IRS Announces First Days of 2026 Filing Season

As announced earlier this week, Tuesday January 13, will mark the first day that the IRS will accept business tax returns for 2025 and Monday January 26, will be the first day that the IRS will accept individual tax returns for 2025. Other 2025 forms, such as trust/estate and gift tax returns, will be available to e-file to the IRS on Sunday January 18.

As taxpayers prepare to file their 2025 individual income tax returns, this year’s filing season brings with it several notable developments, including the implementation of new tax law provisions under the One Big Beautiful Bill Act (OBBBA), expanded digital reporting requirements, and ongoing modernization efforts by the IRS. Collectively, these changes may have meaningful implications for taxpayers’ credits, deductions, reporting obligations, and refund processing.

The IRS anticipates receiving approximately 164 million individual income tax returns this year, with the majority expected to be filed electronically. Given both the volume of returns and the evolving tax landscape, the IRS is encouraging taxpayers to begin preparing now to help ensure a smooth and timely filing experience. Below are some of the points that the IRS has highlighted and emphasized for individuals with the announcement of the 2026 filing season date.

 

Transitions Away from Paper Refund Checks

As part of a broader federal initiative under the presidential executive order “Modernizing Payments to and From America’s Bank Account,” the IRS is continuing its efforts to phase out paper tax refund checks. Taxpayers are strongly encouraged to use direct deposit to receive any refunds, as it remains the fastest, safest, and most reliable method of payment. The IRS has stated that moving away from paper checks not only reduces processing delays but also lowers the risk of lost or stolen refunds.

OBBBA Effective for 2025

The 2026 filing season marks the first year that several provisions of the One Big Beautiful Bill Act (OBBBA) take effect for 2025 business and individual tax returns. These changes introduce new deductions and credits that may reduce tax liabilities or increase refunds for eligible taxpayers. As with any significant tax legislation, eligibility requirements and documentation standards are critical.

One important change affects the ability to claim certain credits for other dependents. Beginning with 2025 tax returns, taxpayers and their spouses, if filing jointly, must have valid Social Security numbers (SSNs) or Individual Taxpayer Identification Numbers (ITINs) that are issued on or before the due date of the return, including extensions. Taxpayers who obtain identification numbers after the filing deadline may find themselves ineligible for certain credits, underscoring the importance of addressing these matters well in advance of filing. New forms that will be available during the 2026 tax season for deductions include Schedule 1-A, which is a form that will be used to claim recently enacted tax deductions such as no tax on tips, no tax on overtime, no tax on car loan interest, and the enhanced deduction for seniors.

Introduction of Trump Accounts for Children

Another notable development under the new legislation is the introduction of Trump Accounts, a new retirement savings vehicle designed for children under the age of 18 who have a valid SSN. Parents, guardians, and other authorized individuals will be able to open and manage these accounts on behalf of eligible children.

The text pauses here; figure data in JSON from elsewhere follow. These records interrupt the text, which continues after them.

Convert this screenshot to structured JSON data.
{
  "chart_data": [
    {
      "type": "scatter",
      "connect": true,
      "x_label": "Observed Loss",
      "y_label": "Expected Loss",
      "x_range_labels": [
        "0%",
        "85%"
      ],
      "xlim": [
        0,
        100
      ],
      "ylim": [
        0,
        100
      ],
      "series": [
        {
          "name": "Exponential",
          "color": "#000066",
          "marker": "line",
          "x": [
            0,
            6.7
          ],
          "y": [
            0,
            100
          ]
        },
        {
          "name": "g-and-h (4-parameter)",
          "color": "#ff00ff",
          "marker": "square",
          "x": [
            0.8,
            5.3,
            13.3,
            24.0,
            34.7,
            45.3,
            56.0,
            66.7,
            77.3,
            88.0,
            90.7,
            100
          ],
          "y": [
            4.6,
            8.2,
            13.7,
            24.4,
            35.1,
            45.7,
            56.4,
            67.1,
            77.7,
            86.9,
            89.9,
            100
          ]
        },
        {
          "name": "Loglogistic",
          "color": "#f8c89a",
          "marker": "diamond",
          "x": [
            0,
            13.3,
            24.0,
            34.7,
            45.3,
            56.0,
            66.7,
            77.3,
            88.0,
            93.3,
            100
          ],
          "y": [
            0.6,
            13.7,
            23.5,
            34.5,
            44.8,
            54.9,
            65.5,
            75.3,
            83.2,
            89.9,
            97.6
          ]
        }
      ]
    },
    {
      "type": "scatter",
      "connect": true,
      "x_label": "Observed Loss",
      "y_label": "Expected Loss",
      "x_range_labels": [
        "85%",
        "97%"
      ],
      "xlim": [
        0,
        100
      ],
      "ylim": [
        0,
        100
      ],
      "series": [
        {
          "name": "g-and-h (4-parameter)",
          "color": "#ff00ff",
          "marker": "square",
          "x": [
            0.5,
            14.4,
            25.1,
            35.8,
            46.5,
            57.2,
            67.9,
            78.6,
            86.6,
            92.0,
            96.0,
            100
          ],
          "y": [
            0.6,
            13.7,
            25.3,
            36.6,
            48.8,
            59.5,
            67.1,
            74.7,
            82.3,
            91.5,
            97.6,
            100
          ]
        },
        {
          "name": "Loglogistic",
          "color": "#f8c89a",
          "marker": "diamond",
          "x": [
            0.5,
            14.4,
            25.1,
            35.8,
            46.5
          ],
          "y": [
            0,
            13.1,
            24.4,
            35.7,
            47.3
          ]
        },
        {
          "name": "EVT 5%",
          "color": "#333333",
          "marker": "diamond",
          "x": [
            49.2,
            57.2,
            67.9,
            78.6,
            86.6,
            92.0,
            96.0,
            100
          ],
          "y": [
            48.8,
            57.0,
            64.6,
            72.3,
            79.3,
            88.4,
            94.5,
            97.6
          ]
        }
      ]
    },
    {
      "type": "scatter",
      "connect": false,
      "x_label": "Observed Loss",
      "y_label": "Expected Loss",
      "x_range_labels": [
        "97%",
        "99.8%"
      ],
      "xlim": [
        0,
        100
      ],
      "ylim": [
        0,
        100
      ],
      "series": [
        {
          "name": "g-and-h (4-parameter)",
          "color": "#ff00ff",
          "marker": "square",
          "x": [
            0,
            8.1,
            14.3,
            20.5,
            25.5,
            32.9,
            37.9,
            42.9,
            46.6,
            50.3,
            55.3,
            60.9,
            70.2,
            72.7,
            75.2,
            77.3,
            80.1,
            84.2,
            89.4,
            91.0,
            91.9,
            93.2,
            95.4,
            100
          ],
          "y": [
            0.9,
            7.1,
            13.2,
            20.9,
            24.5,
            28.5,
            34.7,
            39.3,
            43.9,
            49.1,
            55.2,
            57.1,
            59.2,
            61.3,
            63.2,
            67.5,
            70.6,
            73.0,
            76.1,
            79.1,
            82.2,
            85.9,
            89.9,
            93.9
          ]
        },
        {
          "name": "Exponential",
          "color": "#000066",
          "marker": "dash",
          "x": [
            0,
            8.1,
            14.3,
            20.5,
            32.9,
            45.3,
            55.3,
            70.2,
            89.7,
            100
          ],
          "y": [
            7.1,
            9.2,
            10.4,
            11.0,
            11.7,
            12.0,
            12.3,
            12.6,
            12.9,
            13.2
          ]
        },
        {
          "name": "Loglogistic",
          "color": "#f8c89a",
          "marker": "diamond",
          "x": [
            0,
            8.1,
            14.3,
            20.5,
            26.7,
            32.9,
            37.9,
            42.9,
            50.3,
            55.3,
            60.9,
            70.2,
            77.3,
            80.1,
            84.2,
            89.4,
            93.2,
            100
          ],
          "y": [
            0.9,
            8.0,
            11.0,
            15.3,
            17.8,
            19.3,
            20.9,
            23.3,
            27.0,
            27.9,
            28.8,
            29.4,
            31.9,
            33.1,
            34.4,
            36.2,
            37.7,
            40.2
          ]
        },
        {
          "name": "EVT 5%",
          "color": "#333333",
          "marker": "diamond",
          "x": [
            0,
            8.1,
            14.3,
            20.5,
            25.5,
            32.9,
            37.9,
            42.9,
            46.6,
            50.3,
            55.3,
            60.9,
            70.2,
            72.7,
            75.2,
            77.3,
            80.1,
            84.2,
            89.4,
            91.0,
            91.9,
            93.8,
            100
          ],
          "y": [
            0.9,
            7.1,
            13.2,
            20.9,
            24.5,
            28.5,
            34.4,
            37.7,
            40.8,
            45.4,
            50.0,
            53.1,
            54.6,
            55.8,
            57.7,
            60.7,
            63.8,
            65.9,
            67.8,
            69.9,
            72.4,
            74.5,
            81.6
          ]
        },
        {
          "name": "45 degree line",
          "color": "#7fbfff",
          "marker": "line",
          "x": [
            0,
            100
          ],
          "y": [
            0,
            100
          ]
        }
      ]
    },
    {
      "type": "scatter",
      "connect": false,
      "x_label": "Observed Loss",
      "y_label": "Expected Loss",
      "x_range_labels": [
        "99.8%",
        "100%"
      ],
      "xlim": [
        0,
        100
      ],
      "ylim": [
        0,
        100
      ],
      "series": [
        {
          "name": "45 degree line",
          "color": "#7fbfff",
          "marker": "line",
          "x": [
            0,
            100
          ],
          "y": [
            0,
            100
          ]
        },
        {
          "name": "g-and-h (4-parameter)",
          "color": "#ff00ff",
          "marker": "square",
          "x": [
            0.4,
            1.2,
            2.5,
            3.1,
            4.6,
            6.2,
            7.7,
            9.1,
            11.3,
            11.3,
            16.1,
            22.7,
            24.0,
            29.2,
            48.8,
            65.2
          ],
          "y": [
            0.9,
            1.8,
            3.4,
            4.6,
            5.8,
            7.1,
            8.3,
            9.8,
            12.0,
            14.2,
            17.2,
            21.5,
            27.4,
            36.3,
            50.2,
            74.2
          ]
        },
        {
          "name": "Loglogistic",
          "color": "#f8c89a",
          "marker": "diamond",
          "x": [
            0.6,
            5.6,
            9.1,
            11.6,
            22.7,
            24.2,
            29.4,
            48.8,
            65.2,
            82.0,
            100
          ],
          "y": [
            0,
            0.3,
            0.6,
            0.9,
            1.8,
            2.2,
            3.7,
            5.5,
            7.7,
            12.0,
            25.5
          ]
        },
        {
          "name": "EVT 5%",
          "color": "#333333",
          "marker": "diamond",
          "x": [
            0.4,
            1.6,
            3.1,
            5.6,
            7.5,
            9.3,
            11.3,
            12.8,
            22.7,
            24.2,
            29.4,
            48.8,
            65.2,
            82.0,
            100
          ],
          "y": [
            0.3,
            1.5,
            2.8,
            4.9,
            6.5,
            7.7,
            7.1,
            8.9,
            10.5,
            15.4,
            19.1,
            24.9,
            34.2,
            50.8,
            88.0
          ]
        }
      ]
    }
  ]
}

As part of a pilot program, a $1,000 contribution will be available for children who are U.S. citizens born between January 1, 2025, and December 31, 2028. These accounts are intended to encourage early, long-term savings and may offer families a unique opportunity to begin retirement planning for children at a very young age. Families considering these accounts should evaluate how they fit into their broader financial and planning strategies.

Reporting Income from Payment Apps and Online Sales

The IRS continues to focus on compliance related to income earned through payment apps, online marketplaces, and gig economy activities. It is important for taxpayers to understand that all income is taxable, regardless of whether it is earned from full-time employment, part-time work, freelance services, or the sale of goods and services online.

For 2025, Form 1099-K, Payment Card and Third Party Network Transactions, will be issued by payment card companies for any amount, and by payment apps and online marketplaces when payments exceed $20,000 and more than 200 transactions occur during the year. Even if a taxpayer does not receive a Form 1099-K, they are still responsible for reporting all taxable income. Maintaining accurate records of income and related expenses throughout the year is essential to avoid underreporting and potential penalties.

Expanded Digital Asset Reporting Requirements

Digital assets remain an area of heightened IRS scrutiny. Taxpayers who bought, sold, exchanged, or received digital assets, including cryptocurrency, stablecoins, or non-fungible tokens (NFTs), must report these transactions on their federal income tax returns. Some taxpayers may receive Form 1099-DA from brokers reporting digital asset activity to include on their return.

All taxpayers must answer the digital asset question on Form 1040, and any related income, gains, or losses must be properly reported. This includes digital assets received as payment, mining rewards, staking income, or assets exchanged for goods or services.